Затем, сударь, что те, что читал раньше, чужие были, а теперь свои приобрел и...
Крестьянин оборвал фразу и вопросительно поглядел на Шувалова, как бы говоря: "Ну, что тебе еще надо?!
Шувалов увлеченно разглядывал собеседника, ему было на вид лет двадцать пять. Окаймленное небольшой бородой узкое серое лицо с узкими серыми глазами было, пожалуй, красиво, но не мужицкой ядреной красотой и не томной красивостью аристократа; его резковатые черты напомнили Шувалову облик Ефремова, офицера, захваченного в плен и проданного в рабы бухарцам. Он бежал из плена и считай что полсвета объехал, добираясь до родины. Иван Иванович видел его полгода назад. В лице нового знакомца Шувалову почудилось то же хмурое выражение решимости и упрямства, те же настороженность и вызов. Он был широкоплеч, но не кряжист и не производил впечатления человека сильного; при разговоре голову наклонял и смотрел слегка исподлобья. Цепкие худощавые пальцы цветом своим почти сливались с переплетами.
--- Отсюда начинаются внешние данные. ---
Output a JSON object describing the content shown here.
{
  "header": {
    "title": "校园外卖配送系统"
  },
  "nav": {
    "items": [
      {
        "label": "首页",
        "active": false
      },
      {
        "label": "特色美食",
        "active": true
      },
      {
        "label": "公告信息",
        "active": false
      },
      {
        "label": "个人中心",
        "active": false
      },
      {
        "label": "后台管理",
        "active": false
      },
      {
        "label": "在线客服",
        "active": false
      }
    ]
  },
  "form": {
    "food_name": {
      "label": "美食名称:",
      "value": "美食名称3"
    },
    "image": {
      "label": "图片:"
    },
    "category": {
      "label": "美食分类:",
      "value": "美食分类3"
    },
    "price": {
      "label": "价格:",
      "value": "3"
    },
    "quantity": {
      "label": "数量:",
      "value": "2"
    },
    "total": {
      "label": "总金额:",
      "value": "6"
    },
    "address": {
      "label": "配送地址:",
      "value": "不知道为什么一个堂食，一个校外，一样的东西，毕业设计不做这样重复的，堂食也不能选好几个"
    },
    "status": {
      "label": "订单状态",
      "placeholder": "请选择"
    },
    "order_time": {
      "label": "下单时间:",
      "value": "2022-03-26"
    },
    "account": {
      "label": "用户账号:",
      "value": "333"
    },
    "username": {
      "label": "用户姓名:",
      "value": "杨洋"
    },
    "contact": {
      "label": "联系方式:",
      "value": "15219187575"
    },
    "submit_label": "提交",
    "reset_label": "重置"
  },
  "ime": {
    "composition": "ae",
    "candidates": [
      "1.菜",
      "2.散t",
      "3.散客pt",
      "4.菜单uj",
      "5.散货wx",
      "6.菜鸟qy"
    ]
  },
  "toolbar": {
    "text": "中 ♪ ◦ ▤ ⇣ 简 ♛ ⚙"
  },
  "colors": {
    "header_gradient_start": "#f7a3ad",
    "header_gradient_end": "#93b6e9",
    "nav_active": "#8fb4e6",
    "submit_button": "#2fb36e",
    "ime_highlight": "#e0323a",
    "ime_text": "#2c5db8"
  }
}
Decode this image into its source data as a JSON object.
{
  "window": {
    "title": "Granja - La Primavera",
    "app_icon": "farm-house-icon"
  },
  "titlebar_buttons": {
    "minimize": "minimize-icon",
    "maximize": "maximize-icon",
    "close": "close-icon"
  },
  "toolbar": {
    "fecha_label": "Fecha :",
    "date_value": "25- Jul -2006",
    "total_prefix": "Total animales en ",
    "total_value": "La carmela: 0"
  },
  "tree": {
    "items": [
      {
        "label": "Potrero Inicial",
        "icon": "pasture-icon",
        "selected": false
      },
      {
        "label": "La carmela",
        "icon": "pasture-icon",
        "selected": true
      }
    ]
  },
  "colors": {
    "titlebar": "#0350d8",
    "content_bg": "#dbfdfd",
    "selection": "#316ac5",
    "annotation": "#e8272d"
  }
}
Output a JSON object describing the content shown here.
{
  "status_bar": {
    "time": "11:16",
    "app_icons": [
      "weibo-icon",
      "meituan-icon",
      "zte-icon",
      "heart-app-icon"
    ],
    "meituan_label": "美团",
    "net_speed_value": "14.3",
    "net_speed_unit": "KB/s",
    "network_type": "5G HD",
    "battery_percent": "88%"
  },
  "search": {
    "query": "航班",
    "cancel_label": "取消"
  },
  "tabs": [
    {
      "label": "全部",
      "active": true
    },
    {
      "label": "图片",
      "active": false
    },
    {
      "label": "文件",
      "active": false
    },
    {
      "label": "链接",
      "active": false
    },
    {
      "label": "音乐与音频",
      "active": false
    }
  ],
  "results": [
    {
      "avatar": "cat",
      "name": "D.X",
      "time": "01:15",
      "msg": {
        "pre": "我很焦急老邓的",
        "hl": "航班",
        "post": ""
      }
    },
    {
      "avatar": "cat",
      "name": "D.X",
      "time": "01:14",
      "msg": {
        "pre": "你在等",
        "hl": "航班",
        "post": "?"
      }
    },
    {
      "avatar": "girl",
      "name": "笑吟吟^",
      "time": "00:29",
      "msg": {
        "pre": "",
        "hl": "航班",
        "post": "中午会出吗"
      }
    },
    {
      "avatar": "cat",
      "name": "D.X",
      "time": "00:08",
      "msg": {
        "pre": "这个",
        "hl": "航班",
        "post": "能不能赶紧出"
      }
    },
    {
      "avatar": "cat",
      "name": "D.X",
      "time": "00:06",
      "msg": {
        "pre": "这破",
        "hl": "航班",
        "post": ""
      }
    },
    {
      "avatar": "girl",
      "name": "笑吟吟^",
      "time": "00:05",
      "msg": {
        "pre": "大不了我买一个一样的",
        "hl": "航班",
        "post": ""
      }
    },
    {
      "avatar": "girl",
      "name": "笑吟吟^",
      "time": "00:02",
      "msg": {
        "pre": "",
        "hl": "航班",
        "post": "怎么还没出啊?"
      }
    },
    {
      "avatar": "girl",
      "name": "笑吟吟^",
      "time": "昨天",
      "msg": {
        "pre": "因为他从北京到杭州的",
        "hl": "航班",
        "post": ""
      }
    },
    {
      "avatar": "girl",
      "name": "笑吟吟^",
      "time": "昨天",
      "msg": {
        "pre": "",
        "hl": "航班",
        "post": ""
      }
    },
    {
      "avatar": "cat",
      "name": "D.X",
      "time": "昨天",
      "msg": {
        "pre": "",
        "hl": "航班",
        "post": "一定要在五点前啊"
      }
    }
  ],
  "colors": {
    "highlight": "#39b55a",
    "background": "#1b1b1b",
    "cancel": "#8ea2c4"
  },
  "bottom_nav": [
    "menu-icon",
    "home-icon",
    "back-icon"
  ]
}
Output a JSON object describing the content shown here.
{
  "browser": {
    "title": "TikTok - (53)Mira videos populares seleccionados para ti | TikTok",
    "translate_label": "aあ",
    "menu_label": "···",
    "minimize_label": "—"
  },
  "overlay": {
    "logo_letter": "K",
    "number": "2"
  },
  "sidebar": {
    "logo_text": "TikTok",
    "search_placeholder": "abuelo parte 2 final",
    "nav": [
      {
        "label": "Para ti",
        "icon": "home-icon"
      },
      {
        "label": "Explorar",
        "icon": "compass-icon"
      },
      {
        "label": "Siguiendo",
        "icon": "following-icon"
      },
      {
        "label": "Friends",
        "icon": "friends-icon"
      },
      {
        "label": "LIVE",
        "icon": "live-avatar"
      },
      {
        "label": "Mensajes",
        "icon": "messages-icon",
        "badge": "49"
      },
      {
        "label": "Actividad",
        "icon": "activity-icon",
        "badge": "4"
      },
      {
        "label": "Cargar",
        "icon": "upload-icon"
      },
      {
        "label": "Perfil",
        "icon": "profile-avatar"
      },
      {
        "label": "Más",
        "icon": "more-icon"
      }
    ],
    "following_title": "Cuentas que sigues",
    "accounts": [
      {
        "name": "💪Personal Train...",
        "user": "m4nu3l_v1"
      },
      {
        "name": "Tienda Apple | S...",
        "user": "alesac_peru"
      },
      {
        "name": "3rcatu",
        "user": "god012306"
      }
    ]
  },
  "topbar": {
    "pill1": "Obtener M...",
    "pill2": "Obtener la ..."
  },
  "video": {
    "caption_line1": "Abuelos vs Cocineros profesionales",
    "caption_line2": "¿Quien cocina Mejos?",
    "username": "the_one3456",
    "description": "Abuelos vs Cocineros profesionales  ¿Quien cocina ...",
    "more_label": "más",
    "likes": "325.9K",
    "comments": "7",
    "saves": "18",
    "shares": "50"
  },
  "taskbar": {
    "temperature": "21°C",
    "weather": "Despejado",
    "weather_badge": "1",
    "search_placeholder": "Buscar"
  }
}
Загораживая дорогу прохожим, они стояли друг против друга: крестьянин в поношенной одежде, сердито переминавшийся с ноги на ногу, и вельможа в кургузом плаще, с виду похожий на мелкого чиновника, улыбающийся всем своим круглым, разгоряченным лицом. Их толкали, наступали им на ноги, бранились.
- Где ж ты выучился? - начал было Иван Иванович.
Какой-то подросток нахально заглянул ему в лицо, остановился и стал глазеть, лакей в ливрее, проходивший мимо, мельком взглянул на него, замедлил шаг и замер, как бы припоминая, где он видел это густобровое лицо с ямочкой на подбородке.
Шувалов покосился на него.
- Послушай, друг, - торопливо сказал он, взяв книгочея за локоть, - послушай, я вижу, ты охотник до книг; я могу тебе прислужиться, от отца моего - он был учитель - осталось изрядно книг на латинском, я тебе продам, пожалуй, дешево. Ты мне нравишься. А иные и задаром отдам - на что они мне? Я тут недалеко живу.
Сказал и, не отпуская локтя нового знакомца, повел его, сомневающегося, растерянного, слегка испуганного.
ДорОгой книголюб отвечал скупо, настороженно. Иван Иванович только и узнал от него, что он государственный мужик из Тверской губернии. В город приехал с хлебными барками. А зовут его Свешников Иван.
- А по батюшке? - осведомился Шувалов.
- Иван Евстратьев, - выговорил мужик не сразу, с запинкой. И Шувалов понял, что человек этот, может быть, первый раз в жизни не мужику, своему брату, а барину называет имя свое с отчеством вместе.
Вышли на угол Невского и Садовой.
- Вот и пришли мы, - сказал Шувалов, указывая на свой дом, и взглянул искоса на Свешникова: какое впечатление произведет на него красивый особняк со сдвоенными колоннами, с внушительным подъездом.
- Вы в этом доме живете, сударь? При ком? - спросил Свешников, с любопытством оглядывая фасад.
- А при барине одном... не робей, входи, - проговорил Шувалов, подталкивая Свешникова на ступеньки.
Дверь распахнулась. Дородный швейцар, с трудом сгибаясь в поклоне, пропустил вошедших. Подскочили слуги - сняли плащ с барина. Облегченно вздохнув, Шувалов высвободился из плаща и повернулся к гостю, любуясь произведенным эффектом. А эффект, по видимости, был велик: Свешников переводил глаза с богатого шуваловского кафтана на суетящихся слуг, с застывшей в величии физиономии швейцара на огромные, в резное дерево оправленные зеркала.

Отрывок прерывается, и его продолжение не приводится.